In his second "Executive Decision" segment of the evening Thursday on Mad Money, our own Jim Cramer sat down with Mark Butler, chairman, president and CEO of Ollie's Bargain Outlet Holdings (OLLI) , the closeout retailer. This week the company reported a 4.6% increase in same store sales but the stock price has nosedived.
Let's check out the charts and indicators for some direction.
In this daily bar chart of OLLI, below, we can see a weakening technical outlook before the sharp decline this month. The slope of the 50-day moving average line was negative before the decline and look at the peak in the On-Balance-Volume (OBV) line back in June, and a lower high in September, when prices made new highs.
A take profits sell signal from the Moving Average Convergence Divergence (MACD) oscillator occurs in September and in the middle of November an outright sell signal when the indicator drops below the zero line.
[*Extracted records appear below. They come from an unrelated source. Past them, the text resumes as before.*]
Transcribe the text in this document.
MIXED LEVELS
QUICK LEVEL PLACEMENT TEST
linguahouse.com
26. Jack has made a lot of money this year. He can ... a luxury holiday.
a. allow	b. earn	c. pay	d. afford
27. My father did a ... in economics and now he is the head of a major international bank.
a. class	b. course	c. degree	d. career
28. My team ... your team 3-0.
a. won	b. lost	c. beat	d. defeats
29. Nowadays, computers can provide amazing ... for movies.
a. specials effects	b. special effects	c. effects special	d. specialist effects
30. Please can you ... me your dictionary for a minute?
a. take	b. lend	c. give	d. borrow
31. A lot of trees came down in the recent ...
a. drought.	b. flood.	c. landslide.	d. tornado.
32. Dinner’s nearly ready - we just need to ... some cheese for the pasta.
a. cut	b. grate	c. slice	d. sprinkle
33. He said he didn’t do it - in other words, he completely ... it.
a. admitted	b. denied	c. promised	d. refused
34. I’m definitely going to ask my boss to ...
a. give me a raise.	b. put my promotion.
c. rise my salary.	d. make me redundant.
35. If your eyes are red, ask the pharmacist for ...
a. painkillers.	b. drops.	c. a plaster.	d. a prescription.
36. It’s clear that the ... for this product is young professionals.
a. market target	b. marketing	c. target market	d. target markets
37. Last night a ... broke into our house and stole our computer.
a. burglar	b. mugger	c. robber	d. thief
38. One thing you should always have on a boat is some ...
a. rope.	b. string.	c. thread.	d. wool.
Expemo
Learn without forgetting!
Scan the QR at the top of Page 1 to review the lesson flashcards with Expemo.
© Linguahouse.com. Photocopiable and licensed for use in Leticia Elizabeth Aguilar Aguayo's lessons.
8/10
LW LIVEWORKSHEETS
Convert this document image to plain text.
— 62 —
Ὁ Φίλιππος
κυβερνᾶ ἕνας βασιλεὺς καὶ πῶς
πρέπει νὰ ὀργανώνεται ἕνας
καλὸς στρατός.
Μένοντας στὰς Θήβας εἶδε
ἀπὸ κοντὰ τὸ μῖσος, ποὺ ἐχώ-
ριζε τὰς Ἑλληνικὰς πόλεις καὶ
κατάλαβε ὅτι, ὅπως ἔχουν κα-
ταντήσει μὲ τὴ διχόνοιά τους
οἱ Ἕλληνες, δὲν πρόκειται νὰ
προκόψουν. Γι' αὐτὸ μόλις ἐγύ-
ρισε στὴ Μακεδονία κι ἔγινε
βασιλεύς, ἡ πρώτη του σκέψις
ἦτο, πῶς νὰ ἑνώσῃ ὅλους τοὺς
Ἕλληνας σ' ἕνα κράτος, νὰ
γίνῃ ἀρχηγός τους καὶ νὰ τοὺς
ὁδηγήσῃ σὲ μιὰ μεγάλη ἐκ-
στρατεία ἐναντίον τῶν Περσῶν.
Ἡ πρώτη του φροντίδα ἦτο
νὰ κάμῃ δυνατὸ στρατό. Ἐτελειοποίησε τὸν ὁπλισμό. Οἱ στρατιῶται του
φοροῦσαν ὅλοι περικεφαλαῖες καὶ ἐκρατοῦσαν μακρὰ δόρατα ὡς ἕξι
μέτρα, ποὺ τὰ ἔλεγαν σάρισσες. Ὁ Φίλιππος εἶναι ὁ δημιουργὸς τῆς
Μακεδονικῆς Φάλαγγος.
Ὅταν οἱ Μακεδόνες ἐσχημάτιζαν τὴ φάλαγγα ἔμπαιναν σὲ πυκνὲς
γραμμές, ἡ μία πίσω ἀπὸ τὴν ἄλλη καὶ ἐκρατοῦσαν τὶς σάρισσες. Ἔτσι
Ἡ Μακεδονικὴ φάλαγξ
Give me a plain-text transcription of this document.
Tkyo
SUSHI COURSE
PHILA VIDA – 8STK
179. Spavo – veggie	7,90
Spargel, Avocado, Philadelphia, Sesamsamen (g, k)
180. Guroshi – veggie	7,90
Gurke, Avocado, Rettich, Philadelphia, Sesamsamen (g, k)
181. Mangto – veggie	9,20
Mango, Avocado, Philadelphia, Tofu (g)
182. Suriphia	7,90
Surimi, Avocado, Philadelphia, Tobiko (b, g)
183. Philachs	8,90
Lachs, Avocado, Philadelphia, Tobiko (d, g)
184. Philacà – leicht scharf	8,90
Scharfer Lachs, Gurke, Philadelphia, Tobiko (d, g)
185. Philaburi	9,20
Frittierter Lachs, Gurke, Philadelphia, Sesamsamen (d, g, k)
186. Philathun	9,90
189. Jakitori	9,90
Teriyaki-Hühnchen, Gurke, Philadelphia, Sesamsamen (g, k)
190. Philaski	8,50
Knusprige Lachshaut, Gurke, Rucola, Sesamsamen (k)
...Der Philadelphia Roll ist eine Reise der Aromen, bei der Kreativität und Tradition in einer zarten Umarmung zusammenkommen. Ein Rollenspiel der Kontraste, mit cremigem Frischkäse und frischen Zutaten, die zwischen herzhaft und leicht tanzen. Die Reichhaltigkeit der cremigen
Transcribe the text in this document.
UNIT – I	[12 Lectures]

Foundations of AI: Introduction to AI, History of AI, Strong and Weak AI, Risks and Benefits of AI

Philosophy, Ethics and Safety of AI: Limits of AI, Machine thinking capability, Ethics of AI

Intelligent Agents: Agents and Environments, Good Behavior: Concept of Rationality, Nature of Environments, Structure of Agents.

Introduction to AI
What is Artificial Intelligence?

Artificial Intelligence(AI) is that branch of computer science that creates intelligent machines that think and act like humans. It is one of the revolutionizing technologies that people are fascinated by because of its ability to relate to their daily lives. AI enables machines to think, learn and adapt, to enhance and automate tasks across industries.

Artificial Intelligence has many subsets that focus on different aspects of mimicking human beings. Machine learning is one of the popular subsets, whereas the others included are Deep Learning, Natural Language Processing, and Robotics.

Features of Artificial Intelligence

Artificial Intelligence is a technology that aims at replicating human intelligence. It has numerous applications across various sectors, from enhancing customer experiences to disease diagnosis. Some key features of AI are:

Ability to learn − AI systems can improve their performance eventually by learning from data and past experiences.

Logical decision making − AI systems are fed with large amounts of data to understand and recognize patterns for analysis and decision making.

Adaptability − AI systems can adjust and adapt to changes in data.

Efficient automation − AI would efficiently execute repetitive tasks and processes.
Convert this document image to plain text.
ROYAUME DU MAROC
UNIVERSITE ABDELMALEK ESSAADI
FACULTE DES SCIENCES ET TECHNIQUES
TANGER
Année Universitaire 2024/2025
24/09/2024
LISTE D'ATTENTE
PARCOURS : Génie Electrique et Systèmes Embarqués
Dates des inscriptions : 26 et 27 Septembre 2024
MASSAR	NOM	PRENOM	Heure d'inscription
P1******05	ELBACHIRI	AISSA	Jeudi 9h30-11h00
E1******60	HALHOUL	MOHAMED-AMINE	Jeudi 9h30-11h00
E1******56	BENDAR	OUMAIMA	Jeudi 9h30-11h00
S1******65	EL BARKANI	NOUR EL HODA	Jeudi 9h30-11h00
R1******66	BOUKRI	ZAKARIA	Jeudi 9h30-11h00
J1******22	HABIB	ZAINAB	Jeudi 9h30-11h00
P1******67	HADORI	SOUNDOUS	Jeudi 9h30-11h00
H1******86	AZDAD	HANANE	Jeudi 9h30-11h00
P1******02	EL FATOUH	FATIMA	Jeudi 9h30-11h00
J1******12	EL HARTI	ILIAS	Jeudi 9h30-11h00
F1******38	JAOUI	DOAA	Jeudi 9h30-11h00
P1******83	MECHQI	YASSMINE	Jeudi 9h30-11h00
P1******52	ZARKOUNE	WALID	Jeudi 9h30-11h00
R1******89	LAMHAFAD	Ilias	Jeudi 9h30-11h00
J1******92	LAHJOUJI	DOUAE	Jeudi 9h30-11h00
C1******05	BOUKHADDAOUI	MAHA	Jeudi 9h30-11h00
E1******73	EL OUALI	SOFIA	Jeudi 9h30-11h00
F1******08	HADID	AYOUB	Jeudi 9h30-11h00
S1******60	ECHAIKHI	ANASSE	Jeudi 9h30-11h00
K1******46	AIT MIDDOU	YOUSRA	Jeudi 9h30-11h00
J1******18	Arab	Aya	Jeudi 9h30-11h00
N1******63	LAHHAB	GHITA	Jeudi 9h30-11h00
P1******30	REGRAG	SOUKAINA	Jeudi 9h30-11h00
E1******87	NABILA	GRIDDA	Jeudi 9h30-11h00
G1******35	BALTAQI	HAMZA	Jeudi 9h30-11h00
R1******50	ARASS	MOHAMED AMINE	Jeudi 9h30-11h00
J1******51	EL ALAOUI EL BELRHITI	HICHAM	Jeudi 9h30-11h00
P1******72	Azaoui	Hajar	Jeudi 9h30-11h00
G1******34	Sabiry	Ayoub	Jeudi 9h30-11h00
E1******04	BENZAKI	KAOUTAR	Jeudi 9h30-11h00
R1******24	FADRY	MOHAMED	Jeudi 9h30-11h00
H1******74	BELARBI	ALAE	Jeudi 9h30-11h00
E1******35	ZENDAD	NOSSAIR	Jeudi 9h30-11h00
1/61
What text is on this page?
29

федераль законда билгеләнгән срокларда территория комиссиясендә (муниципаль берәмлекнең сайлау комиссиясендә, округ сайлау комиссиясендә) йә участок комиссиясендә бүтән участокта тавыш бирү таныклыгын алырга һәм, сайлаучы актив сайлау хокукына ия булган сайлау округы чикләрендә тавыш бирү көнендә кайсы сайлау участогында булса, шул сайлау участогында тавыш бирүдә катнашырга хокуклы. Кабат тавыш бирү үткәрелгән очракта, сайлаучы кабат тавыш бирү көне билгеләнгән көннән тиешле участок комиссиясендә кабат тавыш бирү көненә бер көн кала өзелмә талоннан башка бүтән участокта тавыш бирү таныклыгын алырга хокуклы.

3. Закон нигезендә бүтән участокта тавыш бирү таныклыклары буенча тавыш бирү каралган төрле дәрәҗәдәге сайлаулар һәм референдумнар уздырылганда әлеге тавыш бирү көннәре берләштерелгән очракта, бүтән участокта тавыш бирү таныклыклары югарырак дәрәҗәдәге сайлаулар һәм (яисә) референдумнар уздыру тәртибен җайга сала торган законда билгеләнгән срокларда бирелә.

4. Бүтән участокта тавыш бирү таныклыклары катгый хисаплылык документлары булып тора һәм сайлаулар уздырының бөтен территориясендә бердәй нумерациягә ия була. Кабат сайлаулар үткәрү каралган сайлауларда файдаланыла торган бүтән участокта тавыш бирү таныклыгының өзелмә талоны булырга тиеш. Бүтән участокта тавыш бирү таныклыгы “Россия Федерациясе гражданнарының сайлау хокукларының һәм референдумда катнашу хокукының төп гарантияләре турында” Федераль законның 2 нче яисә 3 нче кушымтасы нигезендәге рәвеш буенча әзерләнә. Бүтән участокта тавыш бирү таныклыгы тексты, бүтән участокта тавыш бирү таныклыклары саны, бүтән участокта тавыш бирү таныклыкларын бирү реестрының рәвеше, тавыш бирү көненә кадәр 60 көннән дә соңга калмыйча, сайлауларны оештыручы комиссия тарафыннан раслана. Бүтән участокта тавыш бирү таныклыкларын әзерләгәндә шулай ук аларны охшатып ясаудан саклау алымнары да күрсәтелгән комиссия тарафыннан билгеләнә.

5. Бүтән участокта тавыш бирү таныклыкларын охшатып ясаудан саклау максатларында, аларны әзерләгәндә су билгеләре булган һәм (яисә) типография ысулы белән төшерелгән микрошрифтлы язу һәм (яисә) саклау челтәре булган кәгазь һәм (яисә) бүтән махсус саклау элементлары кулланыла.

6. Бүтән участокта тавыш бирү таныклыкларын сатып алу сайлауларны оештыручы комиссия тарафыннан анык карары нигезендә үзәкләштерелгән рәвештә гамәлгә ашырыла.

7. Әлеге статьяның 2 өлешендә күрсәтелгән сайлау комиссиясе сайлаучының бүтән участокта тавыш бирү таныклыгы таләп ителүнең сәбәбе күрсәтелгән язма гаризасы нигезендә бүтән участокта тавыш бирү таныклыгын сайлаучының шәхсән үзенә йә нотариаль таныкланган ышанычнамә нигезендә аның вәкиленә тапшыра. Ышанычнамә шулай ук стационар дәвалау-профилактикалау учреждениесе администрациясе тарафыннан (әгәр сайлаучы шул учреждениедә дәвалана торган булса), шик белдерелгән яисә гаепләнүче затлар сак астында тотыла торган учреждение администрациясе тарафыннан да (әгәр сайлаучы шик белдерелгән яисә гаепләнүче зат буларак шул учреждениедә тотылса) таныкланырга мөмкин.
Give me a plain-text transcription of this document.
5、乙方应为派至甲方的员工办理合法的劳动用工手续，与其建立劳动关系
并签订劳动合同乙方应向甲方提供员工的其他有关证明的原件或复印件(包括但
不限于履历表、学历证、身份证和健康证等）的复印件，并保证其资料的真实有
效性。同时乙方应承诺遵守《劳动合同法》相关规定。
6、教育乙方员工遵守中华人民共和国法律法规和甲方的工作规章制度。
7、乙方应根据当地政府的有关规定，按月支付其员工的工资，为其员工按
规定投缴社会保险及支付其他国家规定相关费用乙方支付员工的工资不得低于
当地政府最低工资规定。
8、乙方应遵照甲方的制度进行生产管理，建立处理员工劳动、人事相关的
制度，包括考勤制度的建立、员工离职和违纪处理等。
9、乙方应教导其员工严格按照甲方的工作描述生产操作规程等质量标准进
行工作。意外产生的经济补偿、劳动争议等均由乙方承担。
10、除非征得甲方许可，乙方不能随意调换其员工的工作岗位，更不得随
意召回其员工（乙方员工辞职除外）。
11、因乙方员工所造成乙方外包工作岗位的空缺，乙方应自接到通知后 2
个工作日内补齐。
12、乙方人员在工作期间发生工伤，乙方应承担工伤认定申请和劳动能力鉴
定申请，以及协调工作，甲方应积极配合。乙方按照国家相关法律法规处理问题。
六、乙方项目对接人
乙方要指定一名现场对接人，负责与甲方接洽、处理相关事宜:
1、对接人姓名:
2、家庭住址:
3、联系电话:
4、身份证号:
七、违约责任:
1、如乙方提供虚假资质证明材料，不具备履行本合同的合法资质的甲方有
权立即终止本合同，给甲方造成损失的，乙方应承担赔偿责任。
Prices have closed below the rising 200-day moving average line and next potential chart support is in the $65-$55 area from March and April.
In this weekly bar chart of OLLI, below, we can see that prices have swiftly declined to the 40-week moving average line. Prices could hold today but the odds are that we will see a close below the moving average line.
The weekly OBV line has been edging lower the past three months, telling me that sellers of OLLI have been more aggressive.
The weekly MACD oscillator crossed to the downside in late October for a take profits sell signal.
In this Point and Figure chart of OLLI, below, we can see the big selloff. A $69 price target is indicated but there does not appear to be much serious or significant chart support below the market.
Bottom line strategy: if you are looking for a bargain at OLLI then you should defer buying until lower levels AND a new base pattern appears.